ROME (AFP) - A transgender mafia turncoat on Friday accused her own brother in court of the grisly murder of British student Meredith Kercher in 2007 at the retrial of Amanda Knox and her Italian ex-lover.

Luciano Aviello, who told the court she wanted to be referred to as "Luciano Lucia", served time in prison with Knox's co-accused Raffaele Sollecito.

She was testifying for a second time, having done so already at the original trial before retracting the testimony and being charged with perjury.

But Aviello returned to the original accusation on Friday saying that her brother killed Miss Kercher in the university town of Perugia during a random burglary.

"My brother is the guilty one, not Amanda or Sollecito," said Aviello, who is still in prison in an entirely separate case.

The testimony has already been widely dismissed as unreliable and lawyers questioned why the appeal court judges had decided to re-hear it.

Miss Kercher was found in a pool of blood in the house she shared with Knox on November 2, 2007, her body riddled with stab wounds in a murder that experts said had to be carried out by more than one person.

Ivory Coast-born drifter Rudy Guede, who like the other two has always denied the murder, is the only person still in prison for the crime.

Neither Knox nor Sollecito were in court, although Sollecito's lawyer Giulia Bongiorno said he would address the court at an unspecified future date.

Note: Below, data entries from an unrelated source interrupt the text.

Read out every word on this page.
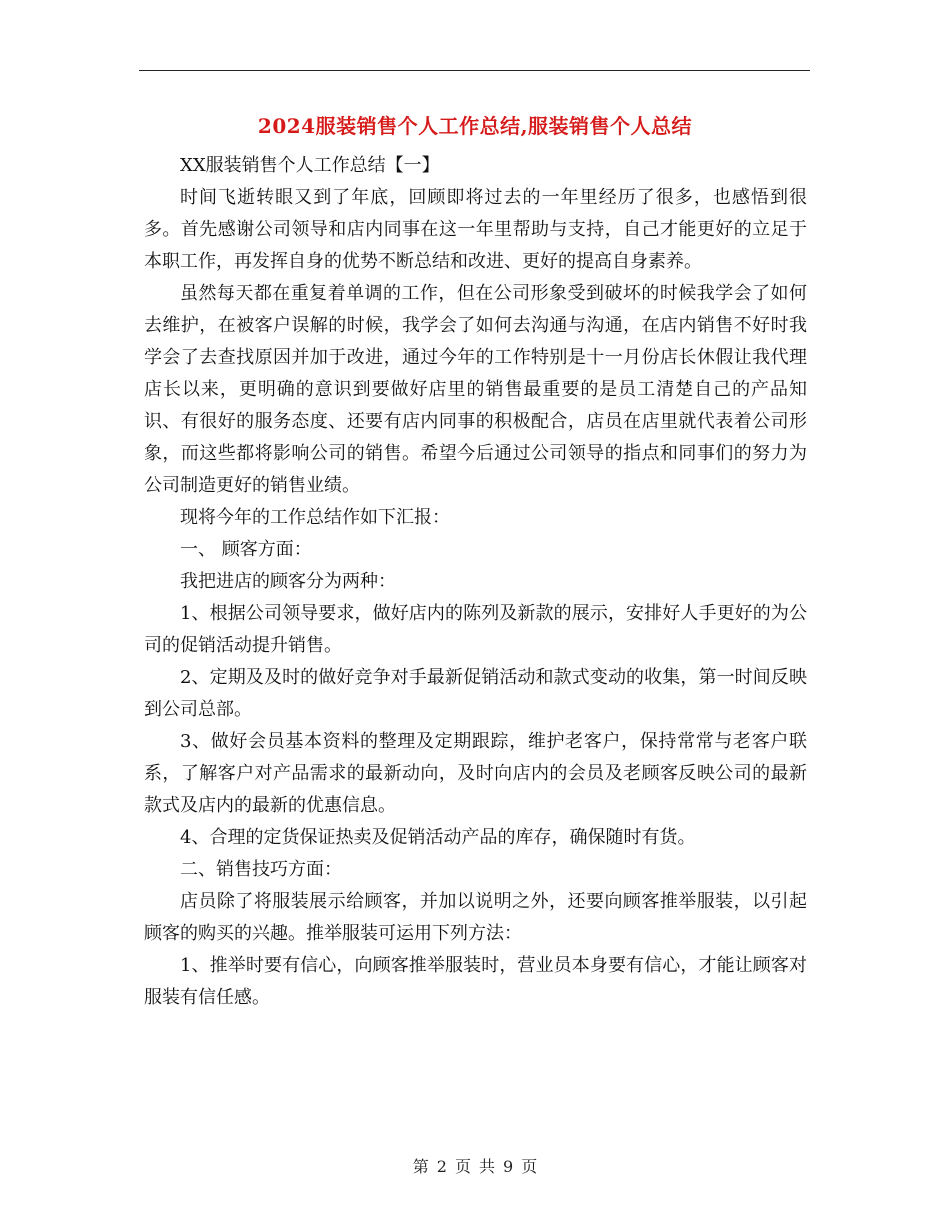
2024服装销售个人工作总结,服装销售个人总结

XX服装销售个人工作总结【一】

时间飞逝转眼又到了年底，回顾即将过去的一年里经历了很多，也感悟到很多。首先感谢公司领导和店内同事在这一年里帮助与支持，自己才能更好的立足于本职工作，再发挥自身的优势不断总结和改进、更好的提高自身素养。

虽然每天都在重复着单调的工作，但在公司形象受到破坏的时候我学会了如何去维护，在被客户误解的时候，我学会了如何去沟通与沟通，在店内销售不好时我学会了去查找原因并加于改进，通过今年的工作特别是十一月份店长休假让我代理店长以来，更明确的意识到要做好店里的销售最重要的是员工清楚自己的产品知识、有很好的服务态度、还要有店内同事的积极配合，店员在店里就代表着公司形象，而这些都将影响公司的销售。希望今后通过公司领导的指点和同事们的努力为公司制造更好的销售业绩。

现将今年的工作总结作如下汇报：

一、 顾客方面：

我把进店的顾客分为两种：

1、根据公司领导要求，做好店内的陈列及新款的展示，安排好人手更好的为公司的促销活动提升销售。

2、定期及及时的做好竞争对手最新促销活动和款式变动的收集，第一时间反映到公司总部。

3、做好会员基本资料的整理及定期跟踪，维护老客户，保持常常与老客户联系，了解客户对产品需求的最新动向，及时向店内的会员及老顾客反映公司的最新款式及店内的最新的优惠信息。

4、合理的定货保证热卖及促销活动产品的库存，确保随时有货。

二、销售技巧方面：

店员除了将服装展示给顾客，并加以说明之外，还要向顾客推举服装，以引起顾客的购买的兴趣。推举服装可运用下列方法：

1、推举时要有信心，向顾客推举服装时，营业员本身要有信心，才能让顾客对服装有信任感。

第 2 页 共 9 页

Knox and Sollecito served four years in prison before being acquitted on appeal in 2011 in a sentence that was rejected by Italy's supreme court this year following an appeal by prosecutors.

Knox, 26, has insisted she will not return to Italy saying she had been depicted as "a sex fiend" and "a young, unscrupulous liar".

The prosecution has said that the murder was the result of "an erotic game that spun out of control" - a hypothesis the supreme court suggested was valid and asked the retrial to probe.

The court on Friday also decided that new DNA tests on a kitchen knife believed by prosecutors to be the murder weapon would be carried out next week if there is sufficient trace for the exam.

The result of the DNA testing on the knife, which was recovered from Sollecito's house, would have to be submitted to the court by October 31 ahead of the next hearing in the case on November 6.